Auf einer Wiese in der Nähe des Schulgeländes schlug der Zirkus Dobbelino aus Braunschweig für eine Woche sein Zelt auf. Die gesamte Schulgemeinschaft half bei tropischen Temperaturen mit, das Zelt für rund 400 Zuschauerinnen und Zuschauer aufzubauen. „Das hat fünfeinhalb Stunden gedauert und uns buchstäblich zusammengeschweißt“, erzählt Sebastian Pulfrich, der Leiter der Grund- und Mittelstufe, augenzwinkernd.
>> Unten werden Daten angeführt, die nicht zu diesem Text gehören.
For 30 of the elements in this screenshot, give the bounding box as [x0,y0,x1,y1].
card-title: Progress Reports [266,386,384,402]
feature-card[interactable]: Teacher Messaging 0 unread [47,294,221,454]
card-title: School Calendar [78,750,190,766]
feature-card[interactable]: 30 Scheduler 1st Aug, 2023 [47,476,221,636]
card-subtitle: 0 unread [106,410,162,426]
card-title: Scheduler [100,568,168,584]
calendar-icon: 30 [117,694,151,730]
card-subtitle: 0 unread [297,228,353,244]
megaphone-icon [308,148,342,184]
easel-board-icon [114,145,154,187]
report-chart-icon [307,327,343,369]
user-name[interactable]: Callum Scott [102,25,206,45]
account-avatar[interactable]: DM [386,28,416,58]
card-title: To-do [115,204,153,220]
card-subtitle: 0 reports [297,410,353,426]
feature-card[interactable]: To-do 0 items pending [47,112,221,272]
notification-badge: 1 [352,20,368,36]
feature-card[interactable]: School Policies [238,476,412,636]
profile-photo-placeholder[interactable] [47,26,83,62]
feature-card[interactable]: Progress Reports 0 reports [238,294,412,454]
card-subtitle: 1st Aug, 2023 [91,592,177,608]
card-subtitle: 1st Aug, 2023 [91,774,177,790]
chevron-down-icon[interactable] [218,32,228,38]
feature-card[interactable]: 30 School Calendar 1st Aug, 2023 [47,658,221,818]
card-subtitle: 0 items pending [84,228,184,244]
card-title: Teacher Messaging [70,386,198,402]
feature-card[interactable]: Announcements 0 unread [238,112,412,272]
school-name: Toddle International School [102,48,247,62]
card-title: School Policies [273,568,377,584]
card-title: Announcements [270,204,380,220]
Die Aktion kann man laut Silvia Fladerer aber auch als Sinnbild für die Schule mit dem Förderschwerpunkt Lernen sehen: „Unsere Schule lebt von vielen engagierten Kolleginnen und Kollegen, Erzieherinnen, der Sozialarbeiterin an Schulen, sowie den Eltern und vielen Kooperationspartnern. Sie alle arbeiten daran, den Kindern und Jugendlichen eine gesellschaftliche Teilhabe zu ermöglichen!“

1.000 Besucher im Zirkuszelt

Aufbau des Zirkuszelts
50 fleißige Helfer bauen das Zirkuszelt auf© Schule am Budenberg

Eine Woche lang übten die Zirkuspädagogen vom Dobbelino mit den Schülerinnen und Schülern der Jahrgangsstufen 2 bis 10 Kunststücke und Akrobatik ein. Manche Schülerin und mancher Schüler entdeckte Talente, die sonst wohl verborgen geblieben wären – sei es als Tellerdreher, Fakir oder Feuerschlucker. Lehrerinnen und Lehrer staunten aber auch über einen Jugendlichen, „der ganz wunderbar mit Zweitklässlern zusammengearbeitet hat“, berichtet Marko Best, der stellvertretende Schulleiter. „Das war toll, da hat er eine ganz andere Seite von sich zeigen können.“

Begeistert waren dann am Freitag erst recht 260 Kinder der Haigerer Grundschule und Kindergärten aus der Umgebung, die der Generalprobe beiwohnen konnten. Am Samstagnachmittag und -abend klatschten jeweils die Zuschauerinnen und Zuschauer in zwei ausverkauften Vorstellungen Beifall. Insgesamt sahen also rund 1.000 Besucherinnen und Besucher die Nachwuchsartisten – in einer Stadt mit etwa 19.000 Einwohnern.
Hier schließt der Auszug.